Biofilm is a natural strategy adopted by bacteria to provide protection against various stressors. Currently, the increase in the misuse of antibiotics leads to drug resistance and tolerance against various biofilm communities [32]. Therefore, the formation of biofilm in organ systems or on medical devices represents a serious health threat [33]. K. pneumoniae is a Gram-negative pathogen that is able to form biofilms on medical devices and on host tissues, leading to a variety of infections, including pneumonia, urinary tract infections and other health issues [34]. In the present study, LEO inhibited biofilm formation of all the tested bacteria, including K. pneumoniae. To our knowledge, this is the first study that demonstrates the antibiofilm activity of the examined essential oil against K. pneumoniae.

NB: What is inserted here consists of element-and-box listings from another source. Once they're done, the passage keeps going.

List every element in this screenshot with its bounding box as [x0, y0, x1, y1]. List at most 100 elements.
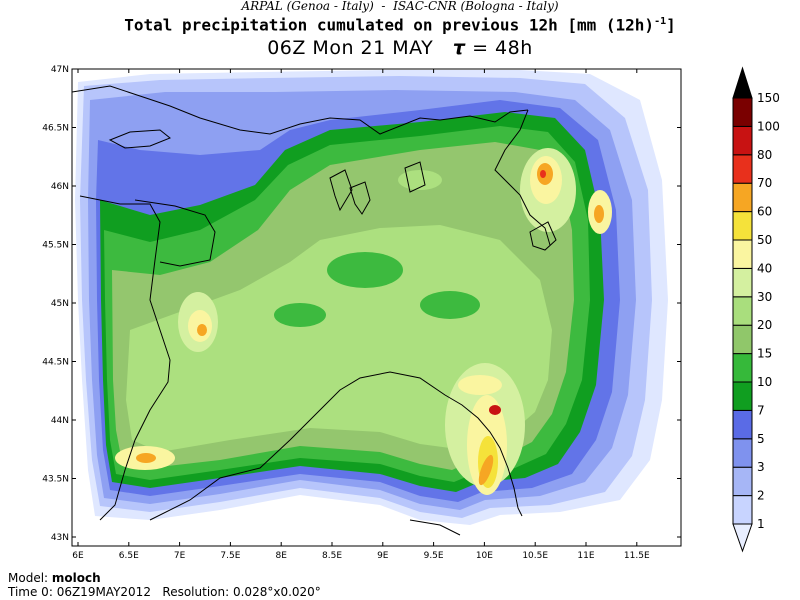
lon-tick-label: 10.5E — [522, 551, 548, 561]
colorbar: 1 2 3 5 7 10 15 20 30 40 50 60 70 80 100 150 — [732, 66, 780, 553]
precip-patch-green — [274, 303, 326, 327]
colorbar-box — [732, 239, 753, 269]
lon-tick-label: 8E — [275, 551, 287, 561]
colorbar-label: 1 — [757, 517, 765, 531]
longitude-ticks: 6E 6.5E 7E 7.5E 8E 8.5E 9E 9.5E 10E 10.5E 11E 11.5E — [72, 69, 650, 561]
title-end: ] — [666, 15, 676, 35]
lon-tick-label: 9.5E — [424, 551, 444, 561]
lake-shore — [349, 181, 371, 215]
lon-tick-label: 8.5E — [322, 551, 342, 561]
coastline — [108, 129, 171, 149]
colorbar-label: 40 — [757, 261, 772, 275]
precip-cell-70 — [478, 454, 494, 486]
coastline — [529, 221, 557, 251]
colorbar-label: 2 — [757, 489, 765, 503]
tau-value: = 48h — [472, 37, 533, 59]
colorbar-label: 150 — [757, 91, 780, 105]
time0-line: Time 0: 06Z19MAY2012 Resolution: 0.028°x… — [8, 586, 321, 599]
precip-cell-40 — [458, 375, 502, 395]
colorbar-box — [732, 438, 753, 468]
lat-tick-label: 44N — [51, 416, 69, 426]
precip-patch-green — [327, 252, 403, 288]
colorbar-label: 30 — [757, 290, 772, 304]
lon-tick-label: 6.5E — [119, 551, 139, 561]
colorbar-label: 70 — [757, 176, 772, 190]
resolution-label: Resolution: — [162, 585, 230, 599]
coastline — [409, 519, 461, 536]
colorbar-box — [732, 353, 753, 383]
lat-tick-label: 44.5N — [42, 358, 69, 368]
time0-value: 06Z19MAY2012 — [56, 585, 151, 599]
lat-tick-label: 43.5N — [42, 475, 69, 485]
lon-tick-label: 6E — [72, 551, 84, 561]
tau-symbol: τ — [452, 37, 466, 59]
subtitle-institutions: ARPAL (Genoa - Italy) - ISAC-CNR (Bologn… — [241, 0, 559, 13]
valid-time-label: 06Z Mon 21 MAY τ = 48h — [0, 36, 800, 60]
colorbar-min-triangle — [732, 523, 753, 553]
lake-shore — [329, 169, 353, 212]
colorbar-label: 20 — [757, 318, 772, 332]
lake-shore — [404, 161, 426, 193]
model-line: Model: moloch — [8, 572, 101, 585]
model-label: Model: — [8, 571, 49, 585]
colorbar-box — [732, 324, 753, 355]
valid-time-text: 06Z Mon 21 MAY — [267, 37, 434, 59]
lon-tick-label: 7.5E — [220, 551, 240, 561]
lat-tick-label: 43N — [51, 533, 69, 543]
colorbar-label: 5 — [757, 432, 765, 446]
precip-cell-60 — [136, 453, 156, 463]
precip-cell-70 — [540, 170, 546, 178]
lat-tick-label: 45.5N — [42, 241, 69, 251]
title-exponent: -1 — [654, 16, 667, 27]
colorbar-label: 60 — [757, 205, 772, 219]
colorbar-box — [732, 154, 753, 184]
lon-tick-label: 11.5E — [624, 551, 650, 561]
colorbar-box — [732, 466, 753, 497]
map-frame — [71, 68, 682, 547]
precip-cell-60 — [594, 205, 604, 223]
axis-ticks — [71, 68, 682, 547]
precipitation-field — [75, 70, 668, 525]
colorbar-box — [732, 381, 753, 411]
country-border — [494, 109, 551, 246]
lat-tick-label: 46.5N — [42, 124, 69, 134]
coastlines-borders — [72, 85, 557, 536]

Additionally, we observed alterations in SOD and CAT activities coupled with a significant increase in membrane leakage, suggesting that LEO may disrupt bacterial homeostasis. It was found that LEO increased oxidative stress in K. pneumoniae, leading to outer membrane oxidation and ROS efflux, causing cellular damage and death [23]. Another study revealed that LEO reversed E. coli resistance to piperacillin by altering outer membrane integrity and inhibiting quorum sensing [24]. Taken together, these results suggest that LEO induces membrane disruption associated with a decline in the bacterial antioxidant defense system.

While the results of this study provide significant insights into the antibacterial potential of LEO, certain limitations must be acknowledged. First, the current study relies on clinical isolates without the inclusion of ATCC reference strains. Although ATCC strains provide an authenticated and fully characterized baseline that ensures reproducibility, they may not represent the phenotypic profiles and real clinical challenges. Future research should include both ATCC and clinical strains to further validate these findings against globally recognized benchmarks and to explore the efficacy of LEO across broader genetic and resistant pathogens. Second, this study focused on the enzymatic activities of SOD and CAT rather than their quantification. Further investigations employing quantitative techniques would be beneficial to determine whether the observed changes in activity correlate with altered protein levels.

5. Conclusions

In summary, the chemical profile of Lebanese L. angustifolia is defined by high concentrations of Linalool, Camphor, and Terpineol. This study confirms the antibacterial activity of LEO against a diverse range of clinical isolates, supported by the obtained results of antibacterial screening, growth inhibition assay, antibiofilm assays, and antioxidant enzyme activities. Such findings contribute to the development of natural therapeutic alternatives, serving as a foundation for future studies against antibiotic resistance.